You play as George W. Bush ("I started out disliking the PC, but then I grew more sympathetic as I found out what it's really like to *be* that character." -- this part aged well considering the years 2017-2020) and in a forest maze ("When I started in a maze, I quit. Once I forced myself to try it again, though, I realized that [the author] had really produced a novel solution to that old problem.") near the beltway. The solution is rather interesting. You must interact with a rat named Rat Rat, eat some food in the kitchen, and then face Smelly Pete ("I'm definitely not looking forward to the sequel--one game revolving around the
exploits of "Smelly Pete" is one game too many.") and a bunch of Democrats, delightfully described on the author's own admission as "They're just a gang of shoddily dressed democrats milling around." Indeed.
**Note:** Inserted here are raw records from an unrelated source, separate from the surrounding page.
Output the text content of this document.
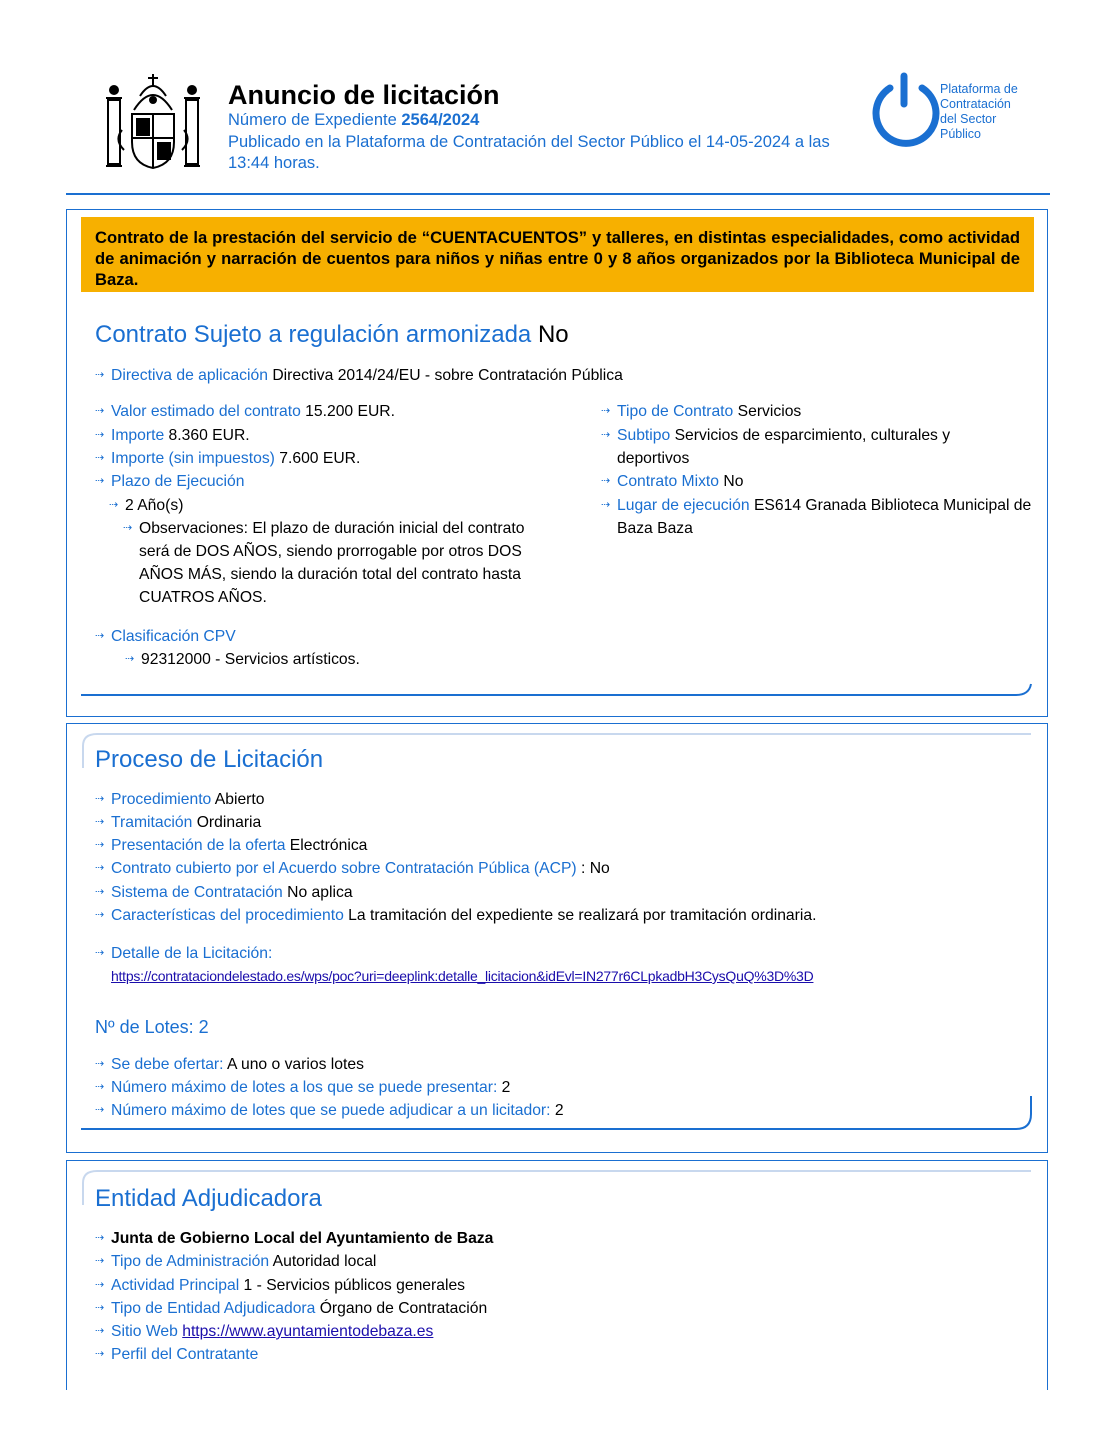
Anuncio de licitación
Número de Expediente 2564/2024
Publicado en la Plataforma de Contratación del Sector Público el 14-05-2024 a las 13:44 horas.
Plataforma de
Contratación
del Sector
Público
Contrato de la prestación del servicio de “CUENTACUENTOS” y talleres, en distintas especialidades, como actividad de animación y narración de cuentos para niños y niñas entre 0 y 8 años organizados por la Biblioteca Municipal de Baza.
Contrato Sujeto a regulación armonizada No
⇢ Directiva de aplicación Directiva 2014/24/EU - sobre Contratación Pública
⇢ Valor estimado del contrato 15.200 EUR.
⇢ Importe 8.360 EUR.
⇢ Importe (sin impuestos) 7.600 EUR.
⇢ Plazo de Ejecución
⇢ 2 Año(s)
⇢ Observaciones: El plazo de duración inicial del contrato será de DOS AÑOS, siendo prorrogable por otros DOS AÑOS MÁS, siendo la duración total del contrato hasta CUATROS AÑOS.
⇢ Tipo de Contrato Servicios
⇢ Subtipo Servicios de esparcimiento, culturales y deportivos
⇢ Contrato Mixto No
⇢ Lugar de ejecución ES614 Granada Biblioteca Municipal de Baza Baza
⇢ Clasificación CPV
⇢ 92312000 - Servicios artísticos.
Proceso de Licitación
⇢ Procedimiento Abierto
⇢ Tramitación Ordinaria
⇢ Presentación de la oferta Electrónica
⇢ Contrato cubierto por el Acuerdo sobre Contratación Pública (ACP) : No
⇢ Sistema de Contratación No aplica
⇢ Características del procedimiento La tramitación del expediente se realizará por tramitación ordinaria.
⇢ Detalle de la Licitación:
https://contrataciondelestado.es/wps/poc?uri=deeplink:detalle_licitacion&idEvl=IN277r6CLpkadbH3CysQuQ%3D%3D
Nº de Lotes: 2
⇢ Se debe ofertar: A uno o varios lotes
⇢ Número máximo de lotes a los que se puede presentar: 2
⇢ Número máximo de lotes que se puede adjudicar a un licitador: 2
Entidad Adjudicadora
⇢ Junta de Gobierno Local del Ayuntamiento de Baza
⇢ Tipo de Administración Autoridad local
⇢ Actividad Principal 1 - Servicios públicos generales
⇢ Tipo de Entidad Adjudicadora Órgano de Contratación
⇢ Sitio Web https://www.ayuntamientodebaza.es
⇢ Perfil del Contratante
You can spend a lot of time asking the various NPCs about each other but there is only one action that matters. The denouement is slightly on the tasteless side but I still laughed even though I'd heard that sort of joke before and, besides, the author did a good job of fitting everything into the SpeedIF Jacket constraints, which included a ludicrous conspiracy theory. It's been 20+ years, but I saw what the author did there, and it made me smile.
I suppose it's easy to overdose on this sort of thing, but given that I saw this name, remembered it and saw it again and said "this time I'm playing it," it provided good entertainment value for the time spent.